SFC acknowledges that the Code does not prescribe mandatory rules but recommends principles so as to provide proper incentives for the Board of Directors (the board) and SFC’s management to pursue objectives that are in the interests of the company and its shareholders. Since its establishment in 1948 as a public limited liability company, SFC has always adhered to generally accepted standards of good corporate governance encompassing the requirements for transparency, proper accountability and the fair treatment of shareholders. The Board of Directors has therefore endorsed the Code of Principles and adopted it.

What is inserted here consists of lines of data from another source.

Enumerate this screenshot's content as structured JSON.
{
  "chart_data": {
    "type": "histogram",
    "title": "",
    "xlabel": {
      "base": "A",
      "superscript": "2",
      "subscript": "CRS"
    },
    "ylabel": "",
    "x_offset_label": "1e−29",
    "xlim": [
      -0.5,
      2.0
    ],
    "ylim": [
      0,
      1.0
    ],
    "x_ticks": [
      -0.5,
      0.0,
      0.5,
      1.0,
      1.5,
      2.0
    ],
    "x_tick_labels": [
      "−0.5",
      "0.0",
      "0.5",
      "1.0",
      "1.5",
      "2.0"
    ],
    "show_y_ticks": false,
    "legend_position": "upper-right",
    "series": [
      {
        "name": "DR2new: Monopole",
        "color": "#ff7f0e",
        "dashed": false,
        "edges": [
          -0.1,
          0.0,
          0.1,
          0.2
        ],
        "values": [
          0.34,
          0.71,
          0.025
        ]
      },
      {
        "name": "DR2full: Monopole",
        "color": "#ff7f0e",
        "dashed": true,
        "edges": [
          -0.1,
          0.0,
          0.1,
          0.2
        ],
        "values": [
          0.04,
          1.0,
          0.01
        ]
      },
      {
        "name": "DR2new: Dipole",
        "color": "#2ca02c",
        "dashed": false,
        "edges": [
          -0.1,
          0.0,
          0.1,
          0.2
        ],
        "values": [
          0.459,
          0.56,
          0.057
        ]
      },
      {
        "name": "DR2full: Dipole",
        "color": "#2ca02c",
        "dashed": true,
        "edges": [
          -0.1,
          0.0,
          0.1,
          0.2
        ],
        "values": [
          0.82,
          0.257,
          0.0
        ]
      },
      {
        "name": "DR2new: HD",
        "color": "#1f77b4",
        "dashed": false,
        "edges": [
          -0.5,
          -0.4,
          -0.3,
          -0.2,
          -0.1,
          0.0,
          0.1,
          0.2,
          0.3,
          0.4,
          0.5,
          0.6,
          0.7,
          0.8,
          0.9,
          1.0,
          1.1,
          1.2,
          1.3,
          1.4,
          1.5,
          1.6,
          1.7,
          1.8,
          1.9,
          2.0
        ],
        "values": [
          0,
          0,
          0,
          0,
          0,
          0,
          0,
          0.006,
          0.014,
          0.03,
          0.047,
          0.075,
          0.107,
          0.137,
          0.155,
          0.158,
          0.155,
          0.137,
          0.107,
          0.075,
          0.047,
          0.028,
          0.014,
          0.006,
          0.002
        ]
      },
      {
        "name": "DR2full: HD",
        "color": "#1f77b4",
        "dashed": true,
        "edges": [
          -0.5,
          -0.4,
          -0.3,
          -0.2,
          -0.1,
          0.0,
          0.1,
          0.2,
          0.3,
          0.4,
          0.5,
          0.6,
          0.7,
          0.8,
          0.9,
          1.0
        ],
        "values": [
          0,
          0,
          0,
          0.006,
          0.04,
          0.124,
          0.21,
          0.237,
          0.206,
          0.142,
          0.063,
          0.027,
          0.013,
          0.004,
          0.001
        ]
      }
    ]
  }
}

As demonstrated by the information set out in this statement, together with the information contained in the Remuneration report, SFC believes that it has, save as indicated in the section entitled Non-compliance with the Code, throughout the accounting period under review, applied the principles and complied with the provisions of the Code. In the Non-compliance section, the board indicates and explains the instances where it has departed from or where it has not applied the Code, as allowed by the Code.